Key Findings: Agroforestry Sub-Sector (Oil Palm Plantations)
- Economic Impact: The sector has strong economic linkages and multiplier effects on output, income, and employment. However, quantitative analysis confirms that FDI in this sector has not contributed to reducing poverty levels at the provincial or district level.
- Social Impact: Positive impacts include job creation, increased digital literacy, and improved energy access. Negative impacts include agrarian conflicts (land disputes with communities) and reduced fish populations due to water pollution from mills.
- Environmental Impact (GHG Intensity): The disparity is stark, primarily driven by land clearing practices.

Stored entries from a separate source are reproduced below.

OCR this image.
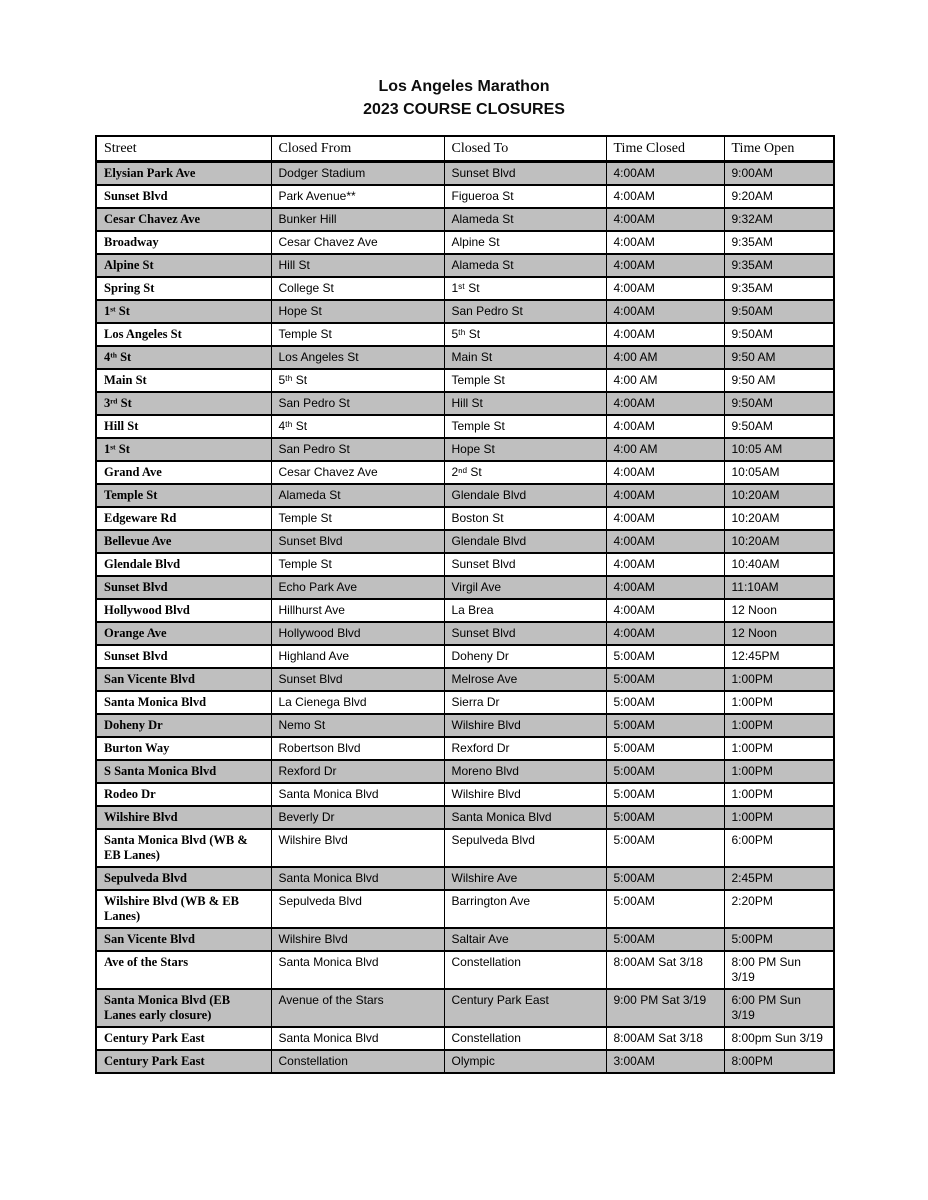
Los Angeles Marathon
2023 COURSE CLOSURES
Street	Closed From	Closed To	Time Closed	Time Open
Elysian Park Ave	Dodger Stadium	Sunset Blvd	4:00AM	9:00AM
Sunset Blvd	Park Avenue**	Figueroa St	4:00AM	9:20AM
Cesar Chavez Ave	Bunker Hill	Alameda St	4:00AM	9:32AM
Broadway	Cesar Chavez Ave	Alpine St	4:00AM	9:35AM
Alpine St	Hill St	Alameda St	4:00AM	9:35AM
Spring St	College St	1ˢᵗ St	4:00AM	9:35AM
1ˢᵗ St	Hope St	San Pedro St	4:00AM	9:50AM
Los Angeles St	Temple St	5ᵗʰ St	4:00AM	9:50AM
4ᵗʰ St	Los Angeles St	Main St	4:00 AM	9:50 AM
Main St	5ᵗʰ St	Temple St	4:00 AM	9:50 AM
3ʳᵈ St	San Pedro St	Hill St	4:00AM	9:50AM
Hill St	4ᵗʰ St	Temple St	4:00AM	9:50AM
1ˢᵗ St	San Pedro St	Hope St	4:00 AM	10:05 AM
Grand Ave	Cesar Chavez Ave	2ⁿᵈ St	4:00AM	10:05AM
Temple St	Alameda St	Glendale Blvd	4:00AM	10:20AM
Edgeware Rd	Temple St	Boston St	4:00AM	10:20AM
Bellevue Ave	Sunset Blvd	Glendale Blvd	4:00AM	10:20AM
Glendale Blvd	Temple St	Sunset Blvd	4:00AM	10:40AM
Sunset Blvd	Echo Park Ave	Virgil Ave	4:00AM	11:10AM
Hollywood Blvd	Hillhurst Ave	La Brea	4:00AM	12 Noon
Orange Ave	Hollywood Blvd	Sunset Blvd	4:00AM	12 Noon
Sunset Blvd	Highland Ave	Doheny Dr	5:00AM	12:45PM
San Vicente Blvd	Sunset Blvd	Melrose Ave	5:00AM	1:00PM
Santa Monica Blvd	La Cienega Blvd	Sierra Dr	5:00AM	1:00PM
Doheny Dr	Nemo St	Wilshire Blvd	5:00AM	1:00PM
Burton Way	Robertson Blvd	Rexford Dr	5:00AM	1:00PM
S Santa Monica Blvd	Rexford Dr	Moreno Blvd	5:00AM	1:00PM
Rodeo Dr	Santa Monica Blvd	Wilshire Blvd	5:00AM	1:00PM
Wilshire Blvd	Beverly Dr	Santa Monica Blvd	5:00AM	1:00PM
Santa Monica Blvd (WB & EB Lanes)	Wilshire Blvd	Sepulveda Blvd	5:00AM	6:00PM
Sepulveda Blvd	Santa Monica Blvd	Wilshire Ave	5:00AM	2:45PM
Wilshire Blvd (WB & EB Lanes)	Sepulveda Blvd	Barrington Ave	5:00AM	2:20PM
San Vicente Blvd	Wilshire Blvd	Saltair Ave	5:00AM	5:00PM
Ave of the Stars	Santa Monica Blvd	Constellation	8:00AM Sat 3/18	8:00 PM Sun 3/19
Santa Monica Blvd (EB Lanes early closure)	Avenue of the Stars	Century Park East	9:00 PM Sat 3/19	6:00 PM Sun 3/19
Century Park East	Santa Monica Blvd	Constellation	8:00AM Sat 3/18	8:00pm Sun 3/19
Century Park East	Constellation	Olympic	3:00AM	8:00PM
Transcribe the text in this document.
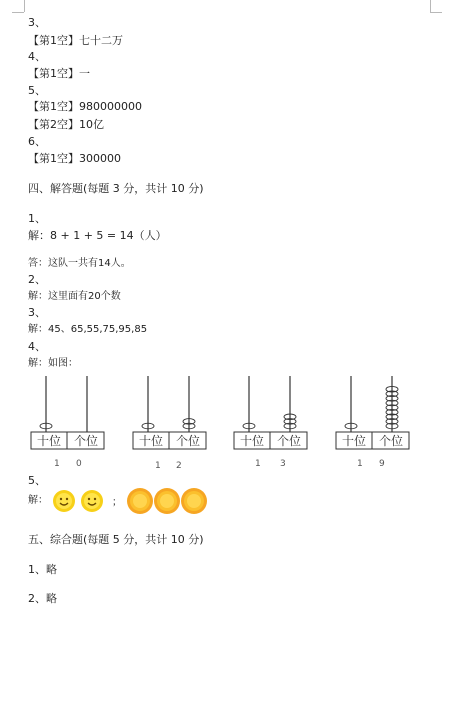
3、
【第1空】七十二万
4、
【第1空】一
5、
【第1空】980000000
【第2空】10亿
6、
【第1空】300000
四、解答题(每题 3 分，共计 10 分)
1、
解：8 + 1 + 5 = 14（人）
答：这队一共有14人。
2、
解：这里面有20个数
3、
解：45、65,55,75,95,85
4、
解：如图：
十位 个位	十位 个位	十位 个位	十位 个位
1 0	1 2	1 3	1 9
5、
解：	；
五、综合题(每题 5 分，共计 10 分)
1、略
2、略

- Chinese FDI (PT Rezeki Kencana): Caused 7,689 hectares of deforestation, resulting in 3.06 million tonnes of CO2e from land preparation alone.
- Other FDI (PT Agro Palindo Sakti): Caused 5 hectares of deforestation, resulting in 2,757 tonnes of CO2e from land preparation.
Policy Recommendations: The Path to Low-Carbon FDI
The report concludes with clear, actionable strategies for the Indonesian government (BKPM, Coordinating Ministry for Maritime Affairs):
For the Electricity Sub-Sector:
- End offers for new coal plants and aggressively promote incentives for solar, wind, geothermal, and tidal energy.
- Revise the New and Renewable Energy Bill (RUU EBT) to remove false solutions like palm-biodiesel and biomass without safeguards.
- Mandate advanced pollution control and circular economy waste treatment for all new projects.
- Ensure the incoming 2025 carbon tax applies to all foreign investment projects.
For the Agroforestry Sub-Sector:
- End investment offers for new land clearing by adopting a mandatory NDPE (No Deforestation, No Peat, No Exploitation) policy.
- Only permit investments that commit to sustainable intensification, good agricultural practices, and NDPE principles.
- Promote alternative feedstocks (like used cooking oil) for the biodiesel program to limit palm oil expansion.
- Mandate waste treatment systems that capture methane (e.g., from palm oil mill effluent) for renewable energy.